Choosing InfiniBand or Ethernet? Ethernet-based AI Networking to grow at over 100% CAGR

DriveNets Highlights AI/ML Network Performance at a High Scale, with Broadcom’s Jericho 2C+ and Jericho 3-AI.

DriveNets has announced that its Network Cloud-AI software, supporting Broadcom’s Jericho 3-AI-based white boxes and Ramon 3 chipset, is now available for order and also revealed some very impressive performance results. 

One of the highlights being a 10% reduction in Job Completion Time (JCT) with the ability to scale out to 32K 800G ports in a cluster. That is a lot of AI/ML servers and GPUs in a single cluster, but is a scale many customers are planning for in the 800G networking generation.
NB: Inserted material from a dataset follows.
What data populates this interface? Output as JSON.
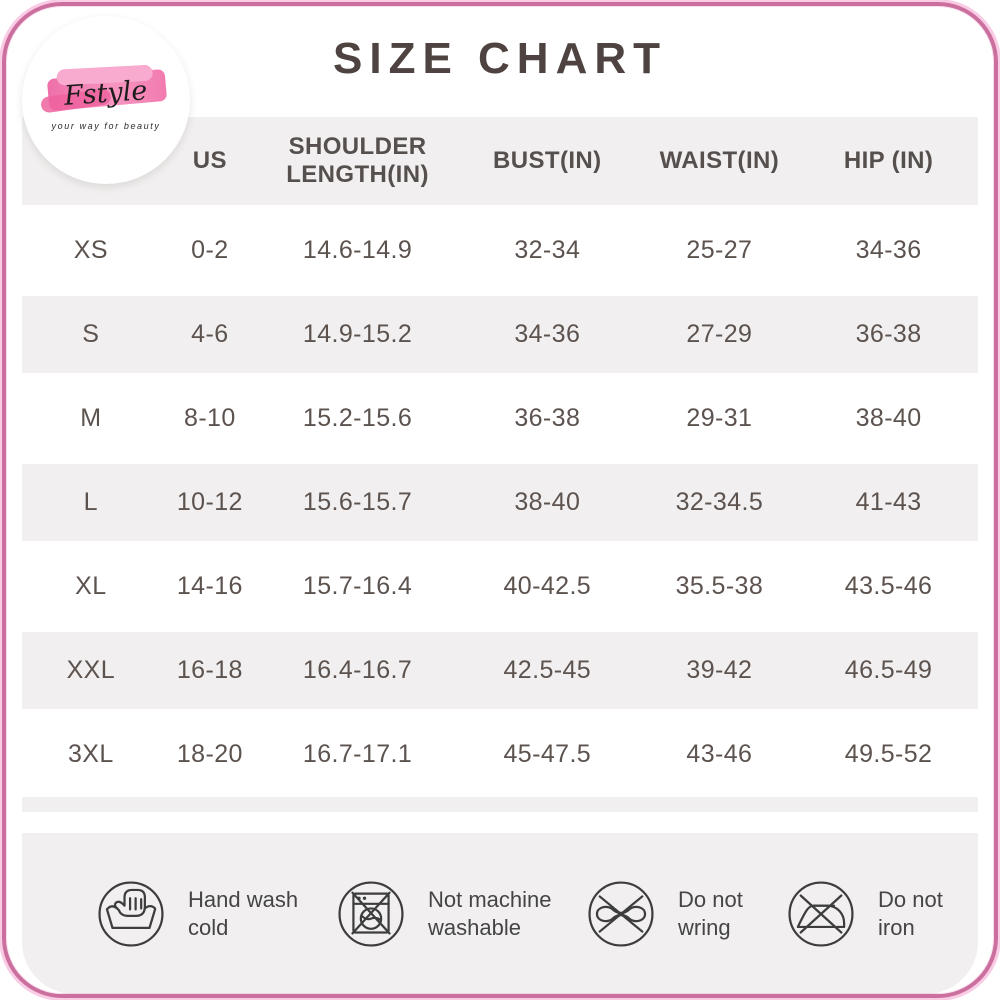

AI/ML Ethernet is on a journey to become a multi-billion dollar market and help the Ethernet Switch market grow to over $30B by 2027, a remarkable stat for the power and scale of Ethernet. Data center switching bandwidth in AI continues to become a more significant part of the mix, growing at over 100% CAGR. With more and more customers using Ethernet for AI, AI is helping drive the switching market revenue to grow even faster than the traditional server access market.

Figure 1

DriveNets Network Cloud-AI is based on OCP’s Distributed Disaggregated Chassis (DDC) architecture, and that topology was showcased in the OCP experience center. We were impressed with the increased momentum around DDC as both hyperscaler and traditional Telco customers embrace the technology. The main value of DDC over a standard Ethernet Clos architecture is that its distributed cell-based fabric provides a predictable lossless Ethernet connectivity that minimizes GPU idel cycles and maximizes the utilization of the AI hardware.  Its improved JCT performance and ultra-fast recovery which supports seamless failure mitigation, provides similar benefits to InfiniBand with the openness of Ethernet.

These types of performance improvements make Ethernet a good fit for large AI clusters, and will drive the growth of Ethernet in AI back-end networks that is found in 650 Group’s Ethernet switch market forecasts.

We note AI is a new use case compared to a few years ago as customers embrace the cost-effective, high-scale nature of Fixed 1RU switches instead of larger modular chassis switches. We continue to see this trend playing out each quarter in our Data Center Switching and Routing reports. Without DDC, the AI cluster cannot scale to that many ports. Cloud providers struggled with modular chassis switches and settled on fixed topologies in the early cloud days.

AI/ML networking is following the very same path forward. DriveNets deployments at AT&T help demonstrate the size and scale of DDC with Jericho-based chips, and we expect AI/ML networks to scale to even higher amounts of ports and capacity.